#rabbitmq #rabbitmq-cluster
Вопрос:
Я использую Rabbitmq 3.8.16 с клиентом Rabbitmq Vertx 3.9.4 для своего серверного приложения и заметил, что иногда клиент теряет соединение и не может правильно восстановиться (включено автоматическое восстановление). Это означает, что после восстановления он перестает потреблять сообщения, а в длительных очередях нет потребителей.

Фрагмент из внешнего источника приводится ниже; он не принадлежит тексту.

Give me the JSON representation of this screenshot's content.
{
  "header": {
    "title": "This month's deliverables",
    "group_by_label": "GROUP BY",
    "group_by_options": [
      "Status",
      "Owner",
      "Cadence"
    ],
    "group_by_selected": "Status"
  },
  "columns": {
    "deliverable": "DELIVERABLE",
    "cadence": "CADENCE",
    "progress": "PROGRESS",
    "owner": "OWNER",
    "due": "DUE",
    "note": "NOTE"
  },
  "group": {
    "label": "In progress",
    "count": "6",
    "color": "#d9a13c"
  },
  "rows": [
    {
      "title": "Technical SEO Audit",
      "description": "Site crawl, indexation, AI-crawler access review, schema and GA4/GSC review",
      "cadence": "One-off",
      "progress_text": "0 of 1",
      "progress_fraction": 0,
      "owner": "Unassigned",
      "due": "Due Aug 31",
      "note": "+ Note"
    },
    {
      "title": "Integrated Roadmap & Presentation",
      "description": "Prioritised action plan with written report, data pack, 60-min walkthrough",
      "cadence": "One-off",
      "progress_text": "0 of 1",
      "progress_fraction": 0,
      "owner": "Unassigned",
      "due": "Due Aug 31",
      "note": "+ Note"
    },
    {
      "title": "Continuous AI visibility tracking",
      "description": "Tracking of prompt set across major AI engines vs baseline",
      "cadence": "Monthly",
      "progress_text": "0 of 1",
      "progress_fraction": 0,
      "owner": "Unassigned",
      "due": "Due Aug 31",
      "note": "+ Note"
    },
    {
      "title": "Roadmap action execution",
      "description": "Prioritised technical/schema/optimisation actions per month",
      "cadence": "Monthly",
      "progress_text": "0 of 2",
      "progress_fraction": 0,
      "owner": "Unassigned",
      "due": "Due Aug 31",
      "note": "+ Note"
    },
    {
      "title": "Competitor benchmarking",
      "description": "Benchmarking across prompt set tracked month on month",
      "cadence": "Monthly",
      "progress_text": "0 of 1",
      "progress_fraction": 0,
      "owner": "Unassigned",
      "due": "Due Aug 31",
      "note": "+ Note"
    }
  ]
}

Это происходит случайным образом и с различными исключениями. Поскольку я использую клиент Vertx Rabbitmq, я не могу создавать разные каналы для каждого потребителя/издателя, у меня есть что-то вроде 10 издателей и 10 потребителей на одном узле (одно и то же соединение, один и тот же канал), иногда доходящее до 400 сообщений в секунду. Может ли это вызвать такого рода проблемы ??
Другая проблема может заключаться в том, что у меня есть очереди, представляющие подключения websocket к моему бэкэнду, эти подключения websocket недолговечны, поэтому он довольно часто объявляет, а затем удаляет очередь, представляющую этот сеанс пользователя. Это проблема для Rabbitmq ?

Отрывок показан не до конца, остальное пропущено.